Knowing the Behrenses were wine connoisseurs, Mike and Nancy came up with a novel gift — A photo comprised of the letters W-I-N-E. For the letter I, the Fords used a wine bottle.
“They loved it,” Nancy recalled, as did other friends.
The Fords created signs for a few other friends, and as word spread, so did their desire to turn their photo word art into a money-maker.
They took a few pieces to the 2009 Artist Alley Festival in Chanute, and the strong demand convinced Mike they could further expand.
They did so during family vacations, frequently driving cross country, and eschewing large interstate highways when possible.
Doing so took the Fords through the heart of scores of communities from coast to coast, where they could look for letters.
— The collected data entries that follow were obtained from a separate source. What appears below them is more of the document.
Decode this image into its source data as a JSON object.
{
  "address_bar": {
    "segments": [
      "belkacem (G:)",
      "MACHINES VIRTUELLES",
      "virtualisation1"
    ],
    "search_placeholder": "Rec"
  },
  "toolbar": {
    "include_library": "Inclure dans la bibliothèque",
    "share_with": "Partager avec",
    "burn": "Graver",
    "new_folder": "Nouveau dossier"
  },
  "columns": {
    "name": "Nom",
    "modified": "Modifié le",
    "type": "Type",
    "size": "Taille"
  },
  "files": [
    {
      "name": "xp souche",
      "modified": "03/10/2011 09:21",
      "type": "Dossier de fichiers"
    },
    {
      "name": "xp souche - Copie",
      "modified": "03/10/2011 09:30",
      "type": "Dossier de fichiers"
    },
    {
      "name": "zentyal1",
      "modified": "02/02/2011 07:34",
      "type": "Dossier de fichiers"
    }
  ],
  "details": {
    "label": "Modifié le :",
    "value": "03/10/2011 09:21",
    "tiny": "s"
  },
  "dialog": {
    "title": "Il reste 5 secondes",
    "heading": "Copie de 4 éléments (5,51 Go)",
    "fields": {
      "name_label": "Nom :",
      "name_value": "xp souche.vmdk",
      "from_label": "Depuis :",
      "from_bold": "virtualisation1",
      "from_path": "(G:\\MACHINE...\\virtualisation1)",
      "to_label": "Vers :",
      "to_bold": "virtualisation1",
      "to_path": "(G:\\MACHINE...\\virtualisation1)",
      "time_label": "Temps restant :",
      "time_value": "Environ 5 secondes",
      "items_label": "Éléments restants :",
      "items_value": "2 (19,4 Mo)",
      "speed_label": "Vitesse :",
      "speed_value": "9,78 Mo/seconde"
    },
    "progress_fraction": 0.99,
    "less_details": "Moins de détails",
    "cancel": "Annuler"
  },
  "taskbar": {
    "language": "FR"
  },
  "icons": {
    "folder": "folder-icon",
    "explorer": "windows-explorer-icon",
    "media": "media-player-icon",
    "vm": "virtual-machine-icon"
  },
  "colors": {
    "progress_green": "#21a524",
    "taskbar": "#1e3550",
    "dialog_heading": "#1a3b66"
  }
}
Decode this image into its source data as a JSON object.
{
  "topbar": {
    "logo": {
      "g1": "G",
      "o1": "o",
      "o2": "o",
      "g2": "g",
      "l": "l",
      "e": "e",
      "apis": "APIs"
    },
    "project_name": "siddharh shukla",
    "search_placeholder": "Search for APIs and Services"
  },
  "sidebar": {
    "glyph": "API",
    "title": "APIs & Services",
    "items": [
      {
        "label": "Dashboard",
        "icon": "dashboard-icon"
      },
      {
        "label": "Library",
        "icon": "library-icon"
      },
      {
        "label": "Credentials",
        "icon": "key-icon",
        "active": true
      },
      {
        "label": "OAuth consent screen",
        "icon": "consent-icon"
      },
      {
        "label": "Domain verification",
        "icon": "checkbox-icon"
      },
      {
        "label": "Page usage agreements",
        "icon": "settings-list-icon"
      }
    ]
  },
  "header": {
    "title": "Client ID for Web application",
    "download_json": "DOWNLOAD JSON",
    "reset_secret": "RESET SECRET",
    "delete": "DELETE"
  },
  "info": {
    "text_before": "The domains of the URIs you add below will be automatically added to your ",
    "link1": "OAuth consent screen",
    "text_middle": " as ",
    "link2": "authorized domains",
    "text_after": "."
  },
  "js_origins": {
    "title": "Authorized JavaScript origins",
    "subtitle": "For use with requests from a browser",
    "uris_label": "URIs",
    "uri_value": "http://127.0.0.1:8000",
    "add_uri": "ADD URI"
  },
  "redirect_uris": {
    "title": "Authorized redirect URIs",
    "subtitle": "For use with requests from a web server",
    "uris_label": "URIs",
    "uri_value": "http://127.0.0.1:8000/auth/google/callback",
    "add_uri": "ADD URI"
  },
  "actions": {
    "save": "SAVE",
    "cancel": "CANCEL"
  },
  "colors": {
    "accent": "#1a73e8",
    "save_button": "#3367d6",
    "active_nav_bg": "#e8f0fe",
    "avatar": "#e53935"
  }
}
The Fords looked for more than words on signs. The Capitol Rotunda in Washington, D.C., when viewed from directly below, resembled a perfect O. The edge of a sea wall barricade in Key West, Fla., made the letter D. Praying hands can be photographed at such an angle to resemble the letter A.
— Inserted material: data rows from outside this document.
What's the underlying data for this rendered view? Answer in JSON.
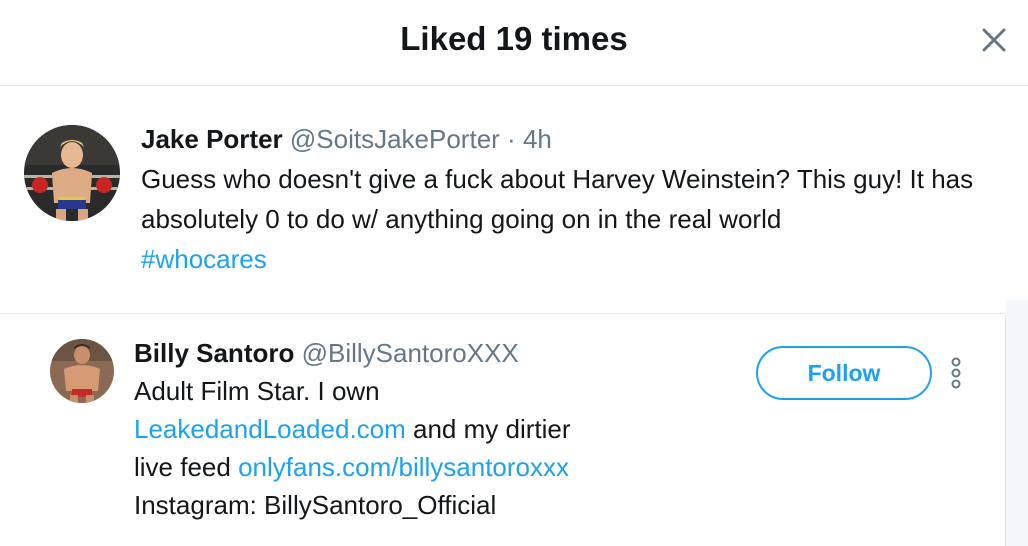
{
  "modal": {
    "title": "Liked 19 times",
    "close_icon": "close-icon"
  },
  "tweet": {
    "author_name": "Jake Porter",
    "author_handle": "@SoitsJakePorter",
    "separator": "·",
    "time": "4h",
    "text": "Guess who doesn't give a fuck about Harvey Weinstein? This guy! It has absolutely 0 to do w/ anything going on in the real world",
    "hashtag": "#whocares"
  },
  "users": [
    {
      "name": "Billy Santoro",
      "handle": "@BillySantoroXXX",
      "bio_line1": "Adult Film Star. I own",
      "bio_link1": "LeakedandLoaded.com",
      "bio_after_link1": " and my dirtier",
      "bio_line3_prefix": "live feed ",
      "bio_link2": "onlyfans.com/billysantoroxxx",
      "bio_line4": "Instagram: BillySantoro_Official",
      "follow_label": "Follow",
      "more_icon": "more-options-icon"
    }
  ],
  "colors": {
    "accent": "#1da1f2",
    "text_primary": "#14171a",
    "text_secondary": "#657786",
    "border": "#e1e8ed"
  }
}
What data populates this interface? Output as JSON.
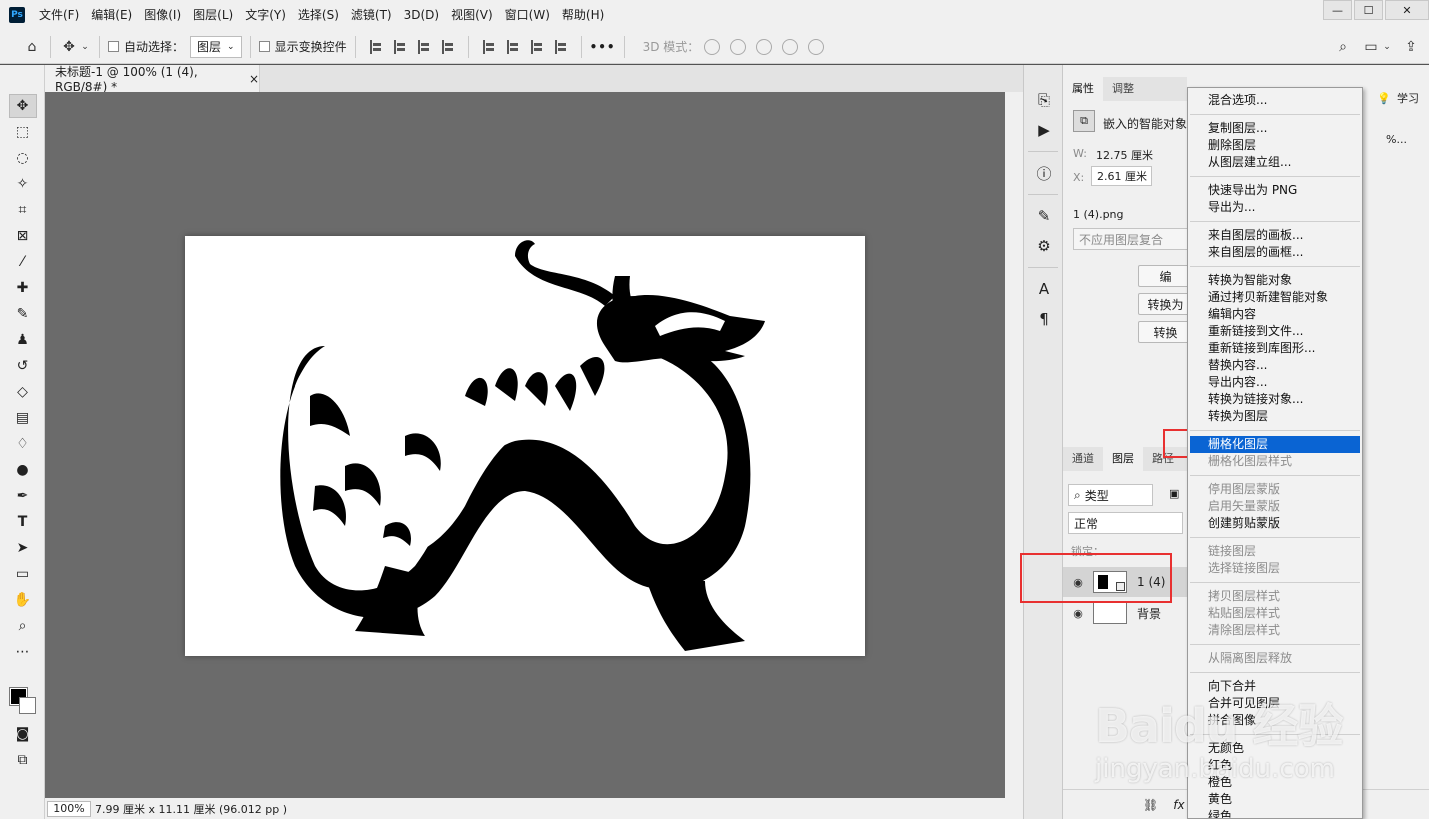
{
  "app": {
    "logo": "Ps"
  },
  "menubar": {
    "items": [
      "文件(F)",
      "编辑(E)",
      "图像(I)",
      "图层(L)",
      "文字(Y)",
      "选择(S)",
      "滤镜(T)",
      "3D(D)",
      "视图(V)",
      "窗口(W)",
      "帮助(H)"
    ]
  },
  "window_controls": {
    "minimize": "—",
    "maximize": "☐",
    "close": "✕"
  },
  "optionsbar": {
    "auto_select_label": "自动选择：",
    "auto_select_value": "图层",
    "show_transform_label": "显示变换控件",
    "more_label": "•••",
    "mode_3d_label": "3D 模式："
  },
  "document": {
    "tab_title": "未标题-1 @ 100% (1 (4), RGB/8#) *",
    "tab_close": "×",
    "zoom": "100%",
    "dimensions": "7.99 厘米 x 11.11 厘米 (96.012 pp )"
  },
  "properties": {
    "tabs": [
      "属性",
      "调整"
    ],
    "learn_tab": "学习",
    "object_type": "嵌入的智能对象",
    "w_label": "W:",
    "w_value": "12.75 厘米",
    "x_label": "X:",
    "x_value": "2.61 厘米",
    "file_name": "1 (4).png",
    "comp_placeholder": "不应用图层复合",
    "btn_edit": "编",
    "btn_convert1": "转换为",
    "btn_convert2": "转换",
    "percent": "%..."
  },
  "layers": {
    "tabs": [
      "通道",
      "图层",
      "路径"
    ],
    "filter_label": "类型",
    "blend_mode": "正常",
    "lock_label": "锁定：",
    "rows": [
      {
        "name": "1 (4)",
        "selected": true
      },
      {
        "name": "背景",
        "selected": false
      }
    ],
    "fx_label": "fx"
  },
  "context_menu": {
    "groups": [
      [
        {
          "label": "混合选项...",
          "disabled": false
        }
      ],
      [
        {
          "label": "复制图层...",
          "disabled": false
        },
        {
          "label": "删除图层",
          "disabled": false
        },
        {
          "label": "从图层建立组...",
          "disabled": false
        }
      ],
      [
        {
          "label": "快速导出为 PNG",
          "disabled": false
        },
        {
          "label": "导出为...",
          "disabled": false
        }
      ],
      [
        {
          "label": "来自图层的画板...",
          "disabled": false
        },
        {
          "label": "来自图层的画框...",
          "disabled": false
        }
      ],
      [
        {
          "label": "转换为智能对象",
          "disabled": false
        },
        {
          "label": "通过拷贝新建智能对象",
          "disabled": false
        },
        {
          "label": "编辑内容",
          "disabled": false
        },
        {
          "label": "重新链接到文件...",
          "disabled": false
        },
        {
          "label": "重新链接到库图形...",
          "disabled": false
        },
        {
          "label": "替换内容...",
          "disabled": false
        },
        {
          "label": "导出内容...",
          "disabled": false
        },
        {
          "label": "转换为链接对象...",
          "disabled": false
        },
        {
          "label": "转换为图层",
          "disabled": false
        }
      ],
      [
        {
          "label": "栅格化图层",
          "disabled": false,
          "highlighted": true
        },
        {
          "label": "栅格化图层样式",
          "disabled": true
        }
      ],
      [
        {
          "label": "停用图层蒙版",
          "disabled": true
        },
        {
          "label": "启用矢量蒙版",
          "disabled": true
        },
        {
          "label": "创建剪贴蒙版",
          "disabled": false
        }
      ],
      [
        {
          "label": "链接图层",
          "disabled": true
        },
        {
          "label": "选择链接图层",
          "disabled": true
        }
      ],
      [
        {
          "label": "拷贝图层样式",
          "disabled": true
        },
        {
          "label": "粘贴图层样式",
          "disabled": true
        },
        {
          "label": "清除图层样式",
          "disabled": true
        }
      ],
      [
        {
          "label": "从隔离图层释放",
          "disabled": true
        }
      ],
      [
        {
          "label": "向下合并",
          "disabled": false
        },
        {
          "label": "合并可见图层",
          "disabled": false
        },
        {
          "label": "拼合图像",
          "disabled": false
        }
      ],
      [
        {
          "label": "无颜色",
          "disabled": false
        },
        {
          "label": "红色",
          "disabled": false
        },
        {
          "label": "橙色",
          "disabled": false
        },
        {
          "label": "黄色",
          "disabled": false
        },
        {
          "label": "绿色",
          "disabled": false
        }
      ]
    ]
  },
  "watermark": {
    "brand": "Baidu 经验",
    "url": "jingyan.baidu.com"
  },
  "colors": {
    "highlight": "#0a64d3",
    "annotation": "#e83030",
    "canvas_bg": "#6b6b6b"
  }
}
The photos offer another distinction between the Fords’ work and other similar artists.
“Each of our letters has a story,” Mike said.
To illustrate, customers are eager to get the letter T after they learn it came from a cross at Arlington National Cemetery, Mike said. Or a letter painted on the side of a building in downtown Iola.
Now, the Fords’ children are getting into the act, pointing out signs with unique lettering, or finding inanimate objects that resemble letters.
“We’ll catch ourselves doing it all the time,” Nancy said.
WHILE THE concept is hardly new, the Fords have taken a methodical approach to their craft, emphasizing the art of the letters.
The Fords estimated they’ve taken thousands of pictures of signs, letters or whatever.
Mike does the bulk of the photography, although Nancy is the braver of the two with a camera.
She was shooed away by guards as she photographed a star at the gate in front of the White House in Washington — “I had to take that picture in a hurry,” she laughed — and had to lean around the edge of the Key West sea wall barricade to capture her letter D.
Nancy does the digital touch-ups, cropping and cleaning up anything to distract from the letters, then resizes each so it will fit in a 4-by-6-inch frame.
They’ve accumulated more than 700 letters in all from the thousands of pictures they snapped.